I visited them in Clark’s studio recently to see their latest project. “We have worked together on the drawings for the windows,” says Walbeoffe who was in the process of tracing their original (charcoal) drawings onto special tracing paper that Clark was getting set to take back to his studio in Germany where he would make the actual glass pieces, after which he and Sophie would install them in the church in Devon.


Walbeoffe was trained as a painter at the Wimbledon School of Art in London, but started working in glass with Nani Croze of Kitengela Glass Trust several years ago.

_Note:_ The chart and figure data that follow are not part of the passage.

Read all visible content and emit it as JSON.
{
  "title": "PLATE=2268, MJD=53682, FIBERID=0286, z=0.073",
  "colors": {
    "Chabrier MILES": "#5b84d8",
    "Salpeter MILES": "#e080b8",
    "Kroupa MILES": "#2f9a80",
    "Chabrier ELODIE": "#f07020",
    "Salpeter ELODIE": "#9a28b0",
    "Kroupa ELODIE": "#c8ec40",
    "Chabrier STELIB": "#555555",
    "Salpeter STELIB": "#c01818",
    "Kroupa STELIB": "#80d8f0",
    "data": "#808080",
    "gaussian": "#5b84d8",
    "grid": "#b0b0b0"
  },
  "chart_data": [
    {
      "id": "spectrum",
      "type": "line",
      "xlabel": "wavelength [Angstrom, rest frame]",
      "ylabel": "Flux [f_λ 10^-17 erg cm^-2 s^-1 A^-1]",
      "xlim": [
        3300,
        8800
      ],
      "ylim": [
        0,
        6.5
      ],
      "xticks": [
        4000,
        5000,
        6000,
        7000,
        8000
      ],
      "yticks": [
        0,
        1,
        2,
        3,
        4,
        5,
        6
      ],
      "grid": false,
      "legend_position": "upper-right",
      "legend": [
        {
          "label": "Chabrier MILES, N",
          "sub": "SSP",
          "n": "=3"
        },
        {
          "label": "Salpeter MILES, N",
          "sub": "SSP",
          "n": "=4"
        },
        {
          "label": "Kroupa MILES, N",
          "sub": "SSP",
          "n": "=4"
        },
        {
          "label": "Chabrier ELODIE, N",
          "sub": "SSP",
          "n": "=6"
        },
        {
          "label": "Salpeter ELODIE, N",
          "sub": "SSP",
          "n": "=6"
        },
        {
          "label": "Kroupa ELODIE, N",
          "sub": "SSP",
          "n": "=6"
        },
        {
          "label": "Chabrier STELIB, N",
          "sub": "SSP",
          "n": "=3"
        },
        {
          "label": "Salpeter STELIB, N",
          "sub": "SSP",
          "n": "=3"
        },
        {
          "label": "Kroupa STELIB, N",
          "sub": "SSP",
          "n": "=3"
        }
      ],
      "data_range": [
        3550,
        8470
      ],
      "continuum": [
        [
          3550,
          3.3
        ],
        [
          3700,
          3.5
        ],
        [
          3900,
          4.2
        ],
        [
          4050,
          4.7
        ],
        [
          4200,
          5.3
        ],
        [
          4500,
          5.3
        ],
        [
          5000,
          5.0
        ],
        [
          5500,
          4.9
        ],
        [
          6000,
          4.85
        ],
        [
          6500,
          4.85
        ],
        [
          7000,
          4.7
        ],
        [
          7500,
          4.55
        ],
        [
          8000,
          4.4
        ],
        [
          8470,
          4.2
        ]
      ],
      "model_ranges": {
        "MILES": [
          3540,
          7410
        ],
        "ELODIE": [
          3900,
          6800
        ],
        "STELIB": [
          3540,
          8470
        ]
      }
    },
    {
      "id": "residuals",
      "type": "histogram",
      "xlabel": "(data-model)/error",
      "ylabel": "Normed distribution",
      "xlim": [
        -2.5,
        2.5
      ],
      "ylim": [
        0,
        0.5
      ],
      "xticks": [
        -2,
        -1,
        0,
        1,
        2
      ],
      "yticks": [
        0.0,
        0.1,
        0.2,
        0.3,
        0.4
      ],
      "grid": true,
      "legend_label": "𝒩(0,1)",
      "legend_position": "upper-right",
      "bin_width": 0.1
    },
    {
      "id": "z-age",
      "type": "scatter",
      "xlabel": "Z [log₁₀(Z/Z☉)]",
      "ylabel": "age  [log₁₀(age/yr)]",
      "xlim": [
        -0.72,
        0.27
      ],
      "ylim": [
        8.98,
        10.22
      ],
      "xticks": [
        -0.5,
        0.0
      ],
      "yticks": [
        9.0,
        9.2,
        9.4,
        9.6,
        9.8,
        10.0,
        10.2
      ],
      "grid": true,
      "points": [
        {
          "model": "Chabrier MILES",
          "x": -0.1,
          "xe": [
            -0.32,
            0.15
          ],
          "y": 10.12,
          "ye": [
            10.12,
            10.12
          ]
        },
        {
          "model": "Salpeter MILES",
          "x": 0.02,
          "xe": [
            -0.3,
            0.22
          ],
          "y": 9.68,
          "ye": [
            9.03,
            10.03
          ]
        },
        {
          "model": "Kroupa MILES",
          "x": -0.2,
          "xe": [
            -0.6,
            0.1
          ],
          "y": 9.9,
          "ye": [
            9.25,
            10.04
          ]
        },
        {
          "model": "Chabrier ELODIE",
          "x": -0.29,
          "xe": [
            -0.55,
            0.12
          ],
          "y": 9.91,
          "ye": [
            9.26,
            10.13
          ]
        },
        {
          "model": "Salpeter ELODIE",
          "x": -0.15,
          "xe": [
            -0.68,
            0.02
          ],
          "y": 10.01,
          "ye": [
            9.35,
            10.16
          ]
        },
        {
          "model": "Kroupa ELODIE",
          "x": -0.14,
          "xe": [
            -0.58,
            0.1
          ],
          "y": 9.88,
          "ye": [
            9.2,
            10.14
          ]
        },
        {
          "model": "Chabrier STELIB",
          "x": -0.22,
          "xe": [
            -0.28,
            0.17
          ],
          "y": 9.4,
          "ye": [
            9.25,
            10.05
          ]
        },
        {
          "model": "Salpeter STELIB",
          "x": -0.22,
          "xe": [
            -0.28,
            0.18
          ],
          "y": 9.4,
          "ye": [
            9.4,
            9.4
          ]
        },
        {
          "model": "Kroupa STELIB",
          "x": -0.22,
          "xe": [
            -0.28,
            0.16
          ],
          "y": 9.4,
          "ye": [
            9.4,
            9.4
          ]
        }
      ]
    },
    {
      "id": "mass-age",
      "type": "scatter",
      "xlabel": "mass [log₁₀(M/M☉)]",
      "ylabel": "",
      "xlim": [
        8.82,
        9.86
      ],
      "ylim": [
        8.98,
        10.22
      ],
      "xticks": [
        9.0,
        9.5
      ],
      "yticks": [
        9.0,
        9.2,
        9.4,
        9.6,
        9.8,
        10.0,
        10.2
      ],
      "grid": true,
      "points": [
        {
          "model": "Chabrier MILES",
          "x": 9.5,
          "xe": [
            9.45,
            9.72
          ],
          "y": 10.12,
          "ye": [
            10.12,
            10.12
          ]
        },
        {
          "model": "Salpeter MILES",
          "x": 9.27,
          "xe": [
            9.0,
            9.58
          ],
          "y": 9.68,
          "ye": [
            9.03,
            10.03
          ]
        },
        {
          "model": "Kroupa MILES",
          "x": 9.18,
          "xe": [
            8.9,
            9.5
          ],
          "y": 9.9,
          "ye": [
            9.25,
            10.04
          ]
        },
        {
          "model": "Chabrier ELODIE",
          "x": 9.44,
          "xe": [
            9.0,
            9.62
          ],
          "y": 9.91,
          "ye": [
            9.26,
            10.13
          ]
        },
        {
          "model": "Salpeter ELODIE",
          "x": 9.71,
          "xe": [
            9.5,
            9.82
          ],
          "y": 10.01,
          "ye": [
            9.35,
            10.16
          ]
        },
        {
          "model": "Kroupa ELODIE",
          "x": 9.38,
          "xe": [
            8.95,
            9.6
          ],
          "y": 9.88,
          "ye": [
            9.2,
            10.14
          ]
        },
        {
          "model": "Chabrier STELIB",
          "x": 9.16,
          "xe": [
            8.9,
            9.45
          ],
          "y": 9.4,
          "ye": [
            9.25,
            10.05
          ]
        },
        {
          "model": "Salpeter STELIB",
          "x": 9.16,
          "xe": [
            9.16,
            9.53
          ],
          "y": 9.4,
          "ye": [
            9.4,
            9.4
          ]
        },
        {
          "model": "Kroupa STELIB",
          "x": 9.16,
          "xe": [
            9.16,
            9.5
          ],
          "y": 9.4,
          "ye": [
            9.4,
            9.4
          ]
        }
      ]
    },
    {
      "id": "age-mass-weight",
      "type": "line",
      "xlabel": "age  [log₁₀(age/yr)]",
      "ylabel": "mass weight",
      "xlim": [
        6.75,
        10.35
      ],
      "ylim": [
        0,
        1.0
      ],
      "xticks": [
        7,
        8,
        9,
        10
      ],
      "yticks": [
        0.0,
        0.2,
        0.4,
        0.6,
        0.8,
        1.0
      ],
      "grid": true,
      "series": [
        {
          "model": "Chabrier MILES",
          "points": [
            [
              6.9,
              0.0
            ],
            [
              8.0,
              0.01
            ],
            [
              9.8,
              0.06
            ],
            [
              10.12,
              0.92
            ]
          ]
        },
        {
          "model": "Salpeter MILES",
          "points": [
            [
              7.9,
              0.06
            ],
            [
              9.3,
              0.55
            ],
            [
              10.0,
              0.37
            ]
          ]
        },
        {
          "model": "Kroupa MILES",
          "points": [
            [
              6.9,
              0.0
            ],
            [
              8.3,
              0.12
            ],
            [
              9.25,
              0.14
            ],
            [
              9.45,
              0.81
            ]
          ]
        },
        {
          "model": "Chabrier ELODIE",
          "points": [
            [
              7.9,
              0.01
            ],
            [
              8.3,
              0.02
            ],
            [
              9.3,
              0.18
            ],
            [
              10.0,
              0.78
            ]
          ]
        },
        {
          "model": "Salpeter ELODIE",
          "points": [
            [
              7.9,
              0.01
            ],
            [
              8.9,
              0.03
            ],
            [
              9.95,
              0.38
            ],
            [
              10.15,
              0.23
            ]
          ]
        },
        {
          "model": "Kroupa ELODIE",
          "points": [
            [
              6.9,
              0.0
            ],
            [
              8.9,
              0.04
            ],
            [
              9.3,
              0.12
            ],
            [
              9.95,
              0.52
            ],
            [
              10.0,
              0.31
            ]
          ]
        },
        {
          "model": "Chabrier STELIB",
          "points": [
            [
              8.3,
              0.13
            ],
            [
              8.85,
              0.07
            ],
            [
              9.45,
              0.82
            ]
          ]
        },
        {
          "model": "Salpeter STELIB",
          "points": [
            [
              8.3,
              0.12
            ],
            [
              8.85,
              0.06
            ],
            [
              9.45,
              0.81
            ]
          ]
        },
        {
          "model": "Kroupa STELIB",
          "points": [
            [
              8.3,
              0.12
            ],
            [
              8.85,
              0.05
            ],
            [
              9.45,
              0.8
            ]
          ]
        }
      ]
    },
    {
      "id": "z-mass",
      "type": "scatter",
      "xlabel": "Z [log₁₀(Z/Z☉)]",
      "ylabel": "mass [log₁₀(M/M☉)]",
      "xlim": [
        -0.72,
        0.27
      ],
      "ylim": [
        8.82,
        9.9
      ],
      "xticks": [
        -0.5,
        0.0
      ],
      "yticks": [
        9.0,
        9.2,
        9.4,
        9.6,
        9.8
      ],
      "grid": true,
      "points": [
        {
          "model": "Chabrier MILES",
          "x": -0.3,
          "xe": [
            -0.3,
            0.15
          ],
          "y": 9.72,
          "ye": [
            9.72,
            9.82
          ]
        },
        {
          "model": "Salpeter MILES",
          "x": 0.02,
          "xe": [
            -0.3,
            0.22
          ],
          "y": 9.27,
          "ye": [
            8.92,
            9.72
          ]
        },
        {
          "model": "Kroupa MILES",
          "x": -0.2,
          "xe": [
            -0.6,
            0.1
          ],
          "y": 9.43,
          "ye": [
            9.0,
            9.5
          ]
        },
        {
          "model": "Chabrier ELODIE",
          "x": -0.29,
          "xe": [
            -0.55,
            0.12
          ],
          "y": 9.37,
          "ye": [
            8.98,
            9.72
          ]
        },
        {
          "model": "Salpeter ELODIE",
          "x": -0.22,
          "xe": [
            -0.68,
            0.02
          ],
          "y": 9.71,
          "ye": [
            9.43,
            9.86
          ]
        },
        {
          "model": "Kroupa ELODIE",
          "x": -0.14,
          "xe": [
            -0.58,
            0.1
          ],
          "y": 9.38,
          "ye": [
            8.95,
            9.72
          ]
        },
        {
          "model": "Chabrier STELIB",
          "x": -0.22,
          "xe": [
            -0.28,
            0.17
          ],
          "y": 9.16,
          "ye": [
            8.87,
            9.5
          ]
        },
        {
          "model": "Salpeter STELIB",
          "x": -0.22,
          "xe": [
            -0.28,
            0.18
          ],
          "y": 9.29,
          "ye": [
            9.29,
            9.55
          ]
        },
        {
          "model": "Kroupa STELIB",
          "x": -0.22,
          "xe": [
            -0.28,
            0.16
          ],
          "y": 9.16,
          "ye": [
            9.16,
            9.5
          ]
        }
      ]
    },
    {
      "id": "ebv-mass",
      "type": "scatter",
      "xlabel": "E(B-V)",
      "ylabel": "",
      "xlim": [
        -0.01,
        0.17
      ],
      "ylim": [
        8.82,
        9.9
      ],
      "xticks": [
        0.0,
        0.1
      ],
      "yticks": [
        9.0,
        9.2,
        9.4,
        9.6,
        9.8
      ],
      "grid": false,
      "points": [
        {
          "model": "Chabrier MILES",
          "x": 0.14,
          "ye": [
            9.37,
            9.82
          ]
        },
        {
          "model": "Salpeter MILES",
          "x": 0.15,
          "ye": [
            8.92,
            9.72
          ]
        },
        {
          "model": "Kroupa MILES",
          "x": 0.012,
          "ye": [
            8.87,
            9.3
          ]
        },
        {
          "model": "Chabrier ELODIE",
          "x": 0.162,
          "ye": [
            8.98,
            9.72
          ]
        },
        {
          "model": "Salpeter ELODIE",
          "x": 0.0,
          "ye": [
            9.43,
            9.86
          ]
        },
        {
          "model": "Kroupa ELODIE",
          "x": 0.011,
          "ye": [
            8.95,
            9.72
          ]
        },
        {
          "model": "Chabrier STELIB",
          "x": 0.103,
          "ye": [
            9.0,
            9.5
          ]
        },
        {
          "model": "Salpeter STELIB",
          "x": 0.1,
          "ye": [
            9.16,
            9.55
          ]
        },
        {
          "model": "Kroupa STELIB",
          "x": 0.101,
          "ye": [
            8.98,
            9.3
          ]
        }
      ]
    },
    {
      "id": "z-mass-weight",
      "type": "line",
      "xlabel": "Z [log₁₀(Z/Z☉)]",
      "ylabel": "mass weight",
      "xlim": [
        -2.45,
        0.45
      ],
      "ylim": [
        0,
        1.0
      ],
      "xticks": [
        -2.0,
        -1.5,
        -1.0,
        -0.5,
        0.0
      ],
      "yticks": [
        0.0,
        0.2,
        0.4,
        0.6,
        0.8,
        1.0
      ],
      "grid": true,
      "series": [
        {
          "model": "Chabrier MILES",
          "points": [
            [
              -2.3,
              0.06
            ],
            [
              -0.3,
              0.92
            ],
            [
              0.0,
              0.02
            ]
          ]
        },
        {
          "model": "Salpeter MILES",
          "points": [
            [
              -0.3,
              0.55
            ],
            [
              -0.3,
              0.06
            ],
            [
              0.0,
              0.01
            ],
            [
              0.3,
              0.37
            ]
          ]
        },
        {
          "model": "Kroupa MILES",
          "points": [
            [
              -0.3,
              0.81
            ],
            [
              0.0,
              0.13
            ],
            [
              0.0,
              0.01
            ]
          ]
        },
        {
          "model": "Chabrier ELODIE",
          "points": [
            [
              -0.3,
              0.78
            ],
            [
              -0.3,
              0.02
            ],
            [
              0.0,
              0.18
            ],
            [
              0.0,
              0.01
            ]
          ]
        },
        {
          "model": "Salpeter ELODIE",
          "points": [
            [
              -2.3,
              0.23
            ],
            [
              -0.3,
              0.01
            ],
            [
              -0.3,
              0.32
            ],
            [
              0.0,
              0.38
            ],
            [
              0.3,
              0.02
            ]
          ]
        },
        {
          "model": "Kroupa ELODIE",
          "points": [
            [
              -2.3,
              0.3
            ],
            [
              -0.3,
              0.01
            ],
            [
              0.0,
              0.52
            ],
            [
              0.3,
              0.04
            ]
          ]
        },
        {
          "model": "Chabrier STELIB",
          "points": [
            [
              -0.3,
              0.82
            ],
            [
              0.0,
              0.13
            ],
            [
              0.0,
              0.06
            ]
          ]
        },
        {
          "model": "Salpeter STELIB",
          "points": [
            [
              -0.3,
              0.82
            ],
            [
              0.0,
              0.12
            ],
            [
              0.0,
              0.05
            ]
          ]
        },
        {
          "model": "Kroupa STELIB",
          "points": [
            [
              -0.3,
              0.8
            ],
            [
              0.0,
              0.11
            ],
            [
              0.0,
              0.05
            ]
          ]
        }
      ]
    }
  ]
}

It was serendipitous that she met Clark sometime back in Tigoni where she was painting with another Kenyan artist, Mary Collis. “I had been told of another artist working nearby so I went over to say hello,” Sophie recalls.

They have been friends ever since and began collaborating on the windows for the Devon church job.

Walbeoffe unpacked for me the several narratives in the windows’ design. There is Jesus in the Parable of the Sower planting seeds as he stands on a globe. “That’s to say we must take care of our planet,” she explains.

She explains the concept of the seeds falling on fallow ground, among thorns and thistles and those on good soil that bear a beautiful floral harvest.

Then in the upper part of the design, there is another narrative, of the village founder after whom the church was named, Saint Nectan.

“Nectan is said to have come over to Devon from Wales by coracle and established the village,” she says pointing to Nectan and his circular sailboat in the upper left lancet.

Sadly, she adds his life ended tragically.

“As the story goes, he was attacked by thieves and beheaded. But it is said that wherever his blood dropped, foxgloves [flowers] grow.

These are also in the windows,” she adds. So are the hills and rocky ridges of Devon that overlook the sea.

There are other elegant details in Sophie’s design, such as the rainbow above Jesus’s head, which she says was inspired by the British artist Winifred Nicholson who loved radiant rainbow colours as much as Sophie does.

The one feature of the windows is the personal touch in the four oval windows above the larger body of the stained glass.

Walbeoffe describes them initially as ‘‘musical windows’’ since each one contains a musical instrument, each one held by one of the four sisters in her family. There is Sabrina on flute, Julia on trumpet, herself on cello and Emma on banjo. It is dedicated to her grandmother.